The question of imposing taste on ‘the other’ preoccupies the director. Were he to start filming ‘obscene’ and ‘provocative’ films, he says that he would be slammed in Rwanda on the basis of new moral codes creeping in rather than because of traditional Rwandan culture.
He sees these movements as a betrayal of African cultures but also part of a long-term movement to educate African leaders abroad to fulfil foreign interests.
‘Islam is becoming a mafia for some people. The same thing goes for evangelical Christianity, which is so intolerant and so aggressive.’
‘A lot of young Rwandans are given scholarships to study at obscure Christian fundamentalist institutes in the US and others go to Saudi Arabia, Pakistan and the UAE. Who is paying for this and what is their long-term agenda?
‘I grew up in a Muslim family. I studied the Koran. The form of Islam in Rwanda was very moderate – whatever that means – so there were a lot of mosques, and a few churches, and a few bars. Islam was a social thing; it built a sense of community. You would go to the mosque some Fridays and you would fast. It wasn’t about converting everyone you met or about not shaking someone’s hand because they are a woman and might have their period.
‘There are more and more little signs of rejection of the other. Islam is increasingly felt to be like a mafia for some young Muslims where I come from. The same thing goes for evangelical Christianity, which is so intolerant of any internal voices that advocate for a little openness towards the other. One wrong word and you are bullied; you are threatened.’
He mentions David Bahati, who proposed the Uganda Anti-Homosexuality Act in 2014, and was educated at The Leadership Institute, a training ground in the US for conservative activists: ‘People think he’s just a hot-headed MP but it’s a movement.’
‘There are so many of us that go into a church or a mosque and you don’t get the solace that you hope to find.’

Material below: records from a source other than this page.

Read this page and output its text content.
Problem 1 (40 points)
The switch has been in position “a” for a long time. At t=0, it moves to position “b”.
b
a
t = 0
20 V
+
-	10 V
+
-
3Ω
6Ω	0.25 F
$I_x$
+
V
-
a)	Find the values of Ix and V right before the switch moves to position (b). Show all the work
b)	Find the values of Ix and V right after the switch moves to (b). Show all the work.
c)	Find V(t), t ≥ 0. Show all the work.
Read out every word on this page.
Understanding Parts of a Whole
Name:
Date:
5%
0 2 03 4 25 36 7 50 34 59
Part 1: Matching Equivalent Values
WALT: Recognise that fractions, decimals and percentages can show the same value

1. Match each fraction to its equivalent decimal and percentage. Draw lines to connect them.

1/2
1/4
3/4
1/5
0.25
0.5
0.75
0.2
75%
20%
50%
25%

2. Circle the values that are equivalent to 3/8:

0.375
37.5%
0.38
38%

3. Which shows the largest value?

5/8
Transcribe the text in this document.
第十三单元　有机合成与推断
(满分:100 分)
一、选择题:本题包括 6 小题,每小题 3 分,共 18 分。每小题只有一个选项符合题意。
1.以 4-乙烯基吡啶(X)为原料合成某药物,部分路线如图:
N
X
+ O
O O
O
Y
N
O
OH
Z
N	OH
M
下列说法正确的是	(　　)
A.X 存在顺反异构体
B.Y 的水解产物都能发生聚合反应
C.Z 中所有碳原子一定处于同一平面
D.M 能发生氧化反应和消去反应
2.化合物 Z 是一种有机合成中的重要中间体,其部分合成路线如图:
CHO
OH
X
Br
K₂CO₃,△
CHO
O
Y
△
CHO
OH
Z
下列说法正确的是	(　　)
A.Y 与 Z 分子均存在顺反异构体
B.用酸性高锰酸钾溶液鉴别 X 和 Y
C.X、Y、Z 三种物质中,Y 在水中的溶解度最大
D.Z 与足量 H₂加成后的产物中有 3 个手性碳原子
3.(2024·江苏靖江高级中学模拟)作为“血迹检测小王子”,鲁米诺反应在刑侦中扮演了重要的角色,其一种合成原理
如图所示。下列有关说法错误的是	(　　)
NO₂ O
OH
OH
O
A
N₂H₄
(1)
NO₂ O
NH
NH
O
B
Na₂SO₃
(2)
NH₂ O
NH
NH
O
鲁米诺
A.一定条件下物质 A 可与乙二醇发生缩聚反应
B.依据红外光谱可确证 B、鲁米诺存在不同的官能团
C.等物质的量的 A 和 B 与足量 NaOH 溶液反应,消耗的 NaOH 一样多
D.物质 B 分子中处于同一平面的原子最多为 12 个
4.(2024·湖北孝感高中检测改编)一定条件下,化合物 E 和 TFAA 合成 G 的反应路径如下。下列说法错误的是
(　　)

In one of the final scenes in Things of the Aimless Wanderer, the young woman steps into an empty Catholic church. She seems depressed. In the context of his work – Grey Matter dealt more explicitly with the genocide – this seems to reflect the interior life of a generation. From April 7 to mid-July 1994, an estimated 800,000–1,000,000 Rwandans were killed in the genocide, a brutal climax to the civil war which had waged since 1990. Kivu must have been in his early teens when it happened. So was an entire generation of Rwandans now in their twenties and thirties. There is little infrastructure, apart from religious, to deal with that trauma.
‘There are so many of us that go into a church or a mosque and you don’t get the solace that you hope to find. The white baby Jesus… these are concepts that don’t make any sense to us. The concept of sin in Abrahamic religion doesn’t either. Our concept of sin is much more about betrayal, betraying your family, your lover, your country. It’s not the same concept of sin. You don’t sin against God, you sin against someone next to you because God is way above you. You don’t beg God to give you things. ‘
At the moment, he is working on another film, Pilgrimage – a mixture of documentary, dream sequence and ethnographic narrative. He’s shot in Zanzibar for three consecutive years, as well as in Uganda, Kenya, Brussels, Utah, Amsterdam, Rwanda, London and New York. It’s all off his own back. He says it has little to do with religion but more to do with an ‘individual dealing with depression and fulfilling dreams that weren’t really his, and loneliness.’
He says it’s not autobiographical. And with that, the therapy session is over.